Broken heuristics: you arrive in a city, perhaps for university—the people one year ahead in your halls of residence say, “Don’t go down there, it’s a bad area.” You say, having trained yourself to think in a scientific way, “That’s a sweeping generalisation, perhaps it would be better to say, ‘Most of the time it’s a bad area, between certain hours—and at other times it’s safe’.” “It’s a bad area.” Well, you could go there and it could be fine—and then your scientific approach will have been vindicated, another foolish superstition banished by scientific thought (perhaps we could get down to quantifying how bad or how good it is as an area).

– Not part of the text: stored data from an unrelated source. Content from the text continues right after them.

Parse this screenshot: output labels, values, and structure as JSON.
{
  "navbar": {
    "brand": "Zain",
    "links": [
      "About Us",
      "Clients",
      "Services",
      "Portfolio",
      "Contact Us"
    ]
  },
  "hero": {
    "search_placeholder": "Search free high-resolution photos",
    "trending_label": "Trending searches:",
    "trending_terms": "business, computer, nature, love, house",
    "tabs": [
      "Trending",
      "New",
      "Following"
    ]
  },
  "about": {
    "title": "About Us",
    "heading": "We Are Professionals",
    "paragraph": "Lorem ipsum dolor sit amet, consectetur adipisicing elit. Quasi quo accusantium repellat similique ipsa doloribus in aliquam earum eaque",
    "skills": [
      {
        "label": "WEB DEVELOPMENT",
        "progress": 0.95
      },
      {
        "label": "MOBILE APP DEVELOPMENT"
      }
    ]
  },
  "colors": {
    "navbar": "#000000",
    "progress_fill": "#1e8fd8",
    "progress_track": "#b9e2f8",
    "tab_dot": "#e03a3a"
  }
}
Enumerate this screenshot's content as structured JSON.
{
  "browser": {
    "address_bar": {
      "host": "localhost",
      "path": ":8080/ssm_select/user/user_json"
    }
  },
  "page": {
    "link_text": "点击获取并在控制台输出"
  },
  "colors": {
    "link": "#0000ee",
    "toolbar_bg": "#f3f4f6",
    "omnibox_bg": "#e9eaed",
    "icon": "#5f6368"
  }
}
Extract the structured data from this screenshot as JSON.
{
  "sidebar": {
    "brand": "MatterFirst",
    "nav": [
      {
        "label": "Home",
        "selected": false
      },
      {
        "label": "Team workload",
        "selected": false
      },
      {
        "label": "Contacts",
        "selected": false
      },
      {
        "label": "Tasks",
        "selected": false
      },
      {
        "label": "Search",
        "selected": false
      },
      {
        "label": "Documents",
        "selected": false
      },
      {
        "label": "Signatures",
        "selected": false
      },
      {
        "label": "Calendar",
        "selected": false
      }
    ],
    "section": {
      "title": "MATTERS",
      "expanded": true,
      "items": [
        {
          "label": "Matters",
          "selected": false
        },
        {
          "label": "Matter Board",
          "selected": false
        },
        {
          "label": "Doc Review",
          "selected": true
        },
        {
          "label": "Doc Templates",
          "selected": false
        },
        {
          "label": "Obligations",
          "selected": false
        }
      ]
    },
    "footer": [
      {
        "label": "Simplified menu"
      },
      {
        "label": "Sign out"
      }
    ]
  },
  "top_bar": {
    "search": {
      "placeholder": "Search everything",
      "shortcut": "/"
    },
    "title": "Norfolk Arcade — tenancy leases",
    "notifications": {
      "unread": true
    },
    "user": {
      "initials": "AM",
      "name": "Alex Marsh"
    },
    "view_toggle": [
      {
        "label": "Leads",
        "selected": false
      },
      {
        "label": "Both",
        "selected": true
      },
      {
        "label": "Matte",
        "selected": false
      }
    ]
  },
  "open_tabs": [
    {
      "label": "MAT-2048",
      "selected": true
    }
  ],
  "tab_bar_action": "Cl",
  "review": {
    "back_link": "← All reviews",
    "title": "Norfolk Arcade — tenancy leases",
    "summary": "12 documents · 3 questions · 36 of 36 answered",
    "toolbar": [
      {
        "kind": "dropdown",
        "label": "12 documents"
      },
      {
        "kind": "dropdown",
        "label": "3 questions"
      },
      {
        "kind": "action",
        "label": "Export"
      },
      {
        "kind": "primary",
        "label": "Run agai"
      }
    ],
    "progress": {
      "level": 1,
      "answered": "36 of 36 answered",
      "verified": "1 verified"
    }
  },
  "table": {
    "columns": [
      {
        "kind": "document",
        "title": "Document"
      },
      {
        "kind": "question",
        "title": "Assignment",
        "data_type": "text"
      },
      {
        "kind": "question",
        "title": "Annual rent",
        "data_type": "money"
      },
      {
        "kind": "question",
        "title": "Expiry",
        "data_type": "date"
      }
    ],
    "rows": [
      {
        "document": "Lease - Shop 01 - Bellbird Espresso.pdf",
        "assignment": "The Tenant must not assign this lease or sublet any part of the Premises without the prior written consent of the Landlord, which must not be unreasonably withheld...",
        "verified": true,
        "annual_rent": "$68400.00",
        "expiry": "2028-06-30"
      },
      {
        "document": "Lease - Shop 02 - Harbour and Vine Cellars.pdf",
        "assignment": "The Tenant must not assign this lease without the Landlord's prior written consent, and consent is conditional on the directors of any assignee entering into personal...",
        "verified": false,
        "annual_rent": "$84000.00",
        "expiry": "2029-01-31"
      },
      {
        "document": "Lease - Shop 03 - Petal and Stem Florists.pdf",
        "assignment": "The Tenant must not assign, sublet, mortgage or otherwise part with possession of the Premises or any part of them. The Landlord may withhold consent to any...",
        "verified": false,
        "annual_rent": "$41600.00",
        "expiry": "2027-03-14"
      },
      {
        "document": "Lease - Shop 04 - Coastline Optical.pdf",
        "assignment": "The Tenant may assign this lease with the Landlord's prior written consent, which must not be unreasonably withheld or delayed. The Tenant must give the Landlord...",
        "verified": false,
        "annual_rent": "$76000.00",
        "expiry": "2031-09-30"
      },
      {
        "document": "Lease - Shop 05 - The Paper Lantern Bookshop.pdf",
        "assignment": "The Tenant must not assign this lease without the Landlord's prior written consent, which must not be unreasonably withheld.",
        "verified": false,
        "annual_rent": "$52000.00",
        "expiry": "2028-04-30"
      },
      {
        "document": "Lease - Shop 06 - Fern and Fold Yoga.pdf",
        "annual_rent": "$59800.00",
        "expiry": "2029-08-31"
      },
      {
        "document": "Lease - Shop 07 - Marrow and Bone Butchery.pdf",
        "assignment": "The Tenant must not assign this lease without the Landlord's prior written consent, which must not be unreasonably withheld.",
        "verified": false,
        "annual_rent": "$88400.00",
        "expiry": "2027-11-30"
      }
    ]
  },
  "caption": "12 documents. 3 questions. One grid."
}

This way of thinking is considered high-status—there’s a book that was standard issue for about fifty years, went to dozens of reprints, called Straight and Crooked Thinking. It’s full of examples like this: “Some people say black people are less intelligent than white people; now, if we take that to mean ‘Intelligence Quotient’, we can arrive at the statement ‘IQ statistics show that while, on average, black people have a lower IQ than white people, there remains a significant number of black people with higher IQs than the average white person’.” There you go—neatly scientific; and the author extols scientific thought and “experts” throughout. The author, a Cambridge don, really had a liberal bias—so the book is actually about how to think in a liberal way; specifically, he uses heuristics like “it’s a bad area” as examples of “crooked” thinking because it’s not logical, it’s emotive, and it doesn’t flow from evidence.
Heuristics are really useful and usually correct enough for all practical purposes (like when you don’t want to get mugged). This pedantic “but of course, technically, 95.5% of trips to that area are safe” is precisely the “rational scientific thought” that gets people killed—because it’s not “prejudiced”, you see (no sweeping generalisations). Hence scientific thought destroys common sense and, ultimately, society itself.